I’ve just finished reading Theodore Dreiser’s Sister Carrie, a novel I’ve been curious about since reading his An American Tragedy over 10 years ago. I’d somehow acquired the idea that Sister Carrie was the story of a climbing femme fatale, sort of like Becky Sharpe in Vanity Fair, but this isn’t the case. Carrie is not a schemer, but a small town girl who comes to Chicago, is dazzled into longing by sumptuous department stores and the glittering crowds in carriages and theater lobbies and whose inchoate yearning for something more or something better leads her to become the mistress of first a salesman, then a married affluent restaurant manager.
The manager, Hurstwood, has his own yearnings, and winds up leaving his family and embezzling money in order to leave town with Carrie. They go to New York, do all right for a while, but then he loses his stake in a bar downtown and gradually slips into depression, unemployment and penury. Long before he hits bottom, Carrie leaves him and begins a stage career, where she finds success and independence.
The last parts of the novel had an effect on me similar to that of An American Tragedy; I can still remember where I was sitting and how the light looked on the afternoon I finished reading about Clyde Griffith’s final weeks on death row. When I had to pause, I’d return to the novel with a kind of reluctant compulsion. The sensation of dread and doom tinted everything else I did at the time, and I sometimes contemplating stopping because it felt almost unbearable.

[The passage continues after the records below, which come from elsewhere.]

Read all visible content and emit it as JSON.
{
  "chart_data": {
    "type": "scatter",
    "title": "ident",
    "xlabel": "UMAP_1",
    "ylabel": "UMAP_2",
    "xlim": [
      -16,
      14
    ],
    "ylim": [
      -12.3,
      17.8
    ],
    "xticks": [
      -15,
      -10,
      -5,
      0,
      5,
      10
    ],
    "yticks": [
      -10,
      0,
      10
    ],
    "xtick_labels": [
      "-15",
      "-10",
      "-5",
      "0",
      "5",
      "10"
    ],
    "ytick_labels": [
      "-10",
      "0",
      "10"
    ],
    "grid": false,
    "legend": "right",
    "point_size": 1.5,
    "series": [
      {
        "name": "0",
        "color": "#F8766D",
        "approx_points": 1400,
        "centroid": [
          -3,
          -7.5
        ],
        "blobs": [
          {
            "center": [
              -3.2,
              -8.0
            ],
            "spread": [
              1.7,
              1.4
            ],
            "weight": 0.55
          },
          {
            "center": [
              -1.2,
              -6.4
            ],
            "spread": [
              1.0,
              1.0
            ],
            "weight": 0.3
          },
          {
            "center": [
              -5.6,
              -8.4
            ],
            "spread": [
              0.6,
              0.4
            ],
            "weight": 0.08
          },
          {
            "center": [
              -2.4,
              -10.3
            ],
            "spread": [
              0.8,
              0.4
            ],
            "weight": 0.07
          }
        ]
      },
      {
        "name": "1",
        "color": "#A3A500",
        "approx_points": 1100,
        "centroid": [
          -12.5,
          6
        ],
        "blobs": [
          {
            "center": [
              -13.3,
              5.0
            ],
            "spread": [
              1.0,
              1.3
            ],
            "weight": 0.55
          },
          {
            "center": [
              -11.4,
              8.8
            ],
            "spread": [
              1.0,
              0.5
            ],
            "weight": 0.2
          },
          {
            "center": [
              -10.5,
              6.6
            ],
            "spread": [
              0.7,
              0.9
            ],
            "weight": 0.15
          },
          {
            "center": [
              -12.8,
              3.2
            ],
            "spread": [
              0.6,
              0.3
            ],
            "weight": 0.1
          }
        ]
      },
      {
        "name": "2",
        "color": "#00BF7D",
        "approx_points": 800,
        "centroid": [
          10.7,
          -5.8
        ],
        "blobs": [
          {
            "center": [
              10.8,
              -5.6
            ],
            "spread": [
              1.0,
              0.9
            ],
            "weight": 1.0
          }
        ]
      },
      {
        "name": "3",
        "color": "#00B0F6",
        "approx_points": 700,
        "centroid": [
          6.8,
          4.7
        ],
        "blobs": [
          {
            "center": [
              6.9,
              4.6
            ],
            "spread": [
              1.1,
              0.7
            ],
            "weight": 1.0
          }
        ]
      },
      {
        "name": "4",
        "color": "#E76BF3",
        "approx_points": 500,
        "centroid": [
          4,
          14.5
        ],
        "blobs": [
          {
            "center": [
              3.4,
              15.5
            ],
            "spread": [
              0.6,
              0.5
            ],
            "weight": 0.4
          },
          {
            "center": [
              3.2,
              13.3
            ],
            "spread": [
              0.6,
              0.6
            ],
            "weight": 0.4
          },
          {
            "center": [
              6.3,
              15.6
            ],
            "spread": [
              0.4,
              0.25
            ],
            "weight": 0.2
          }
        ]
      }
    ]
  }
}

Sister Carrie, with that long, painful depiction of a man sinking into poverty and hopelessness, with the final scenes outside of a Bowery flophouse, is a particularly hard book to read now, knowing that so many people who have been laid off are facing similar, if hopefully not so severe, trials.
Dreiser has a reputation for being an awkward writer, prone to moralizing authorial commentary and graced with no felicities of craft. He’s the quintessential poor stylist/great novelist, although some today might argue that such a thing is an oxymoron. A beautiful style and technical perfection are more and more regarded as the sine qua non of the great novel. I don’t agree. To me, the novelist’s ability to envelope me in his imagined reality, to harness my imagination to his and to make the continuation of the reading feel as essential as the conduct of my own life is a gift that overwhelms other considerations. I would rather read clumsy old Dreiser than any member of the far more numerous tribe of great writers/poor novelists.
What Sister Carrie reminded me of most, however, was the HBO series “The Wire,” in that the characters are similarly subject to forces beyond their control. This novel, like An American Tragedy, does hinge on a single, crucial act or decision that completely transforms the character’s life and seals his doom; the characters in “The Wire” often don’t even get the chance to make that sort of decision. But the piteous spectacle of people trapped by their circumstances, and the sense of encroaching doom is much the same. I can’t say with utter confidence that I recommend this novel -- mostly because it’s so heart-rending -- but I don’t hesitate to call it a great one.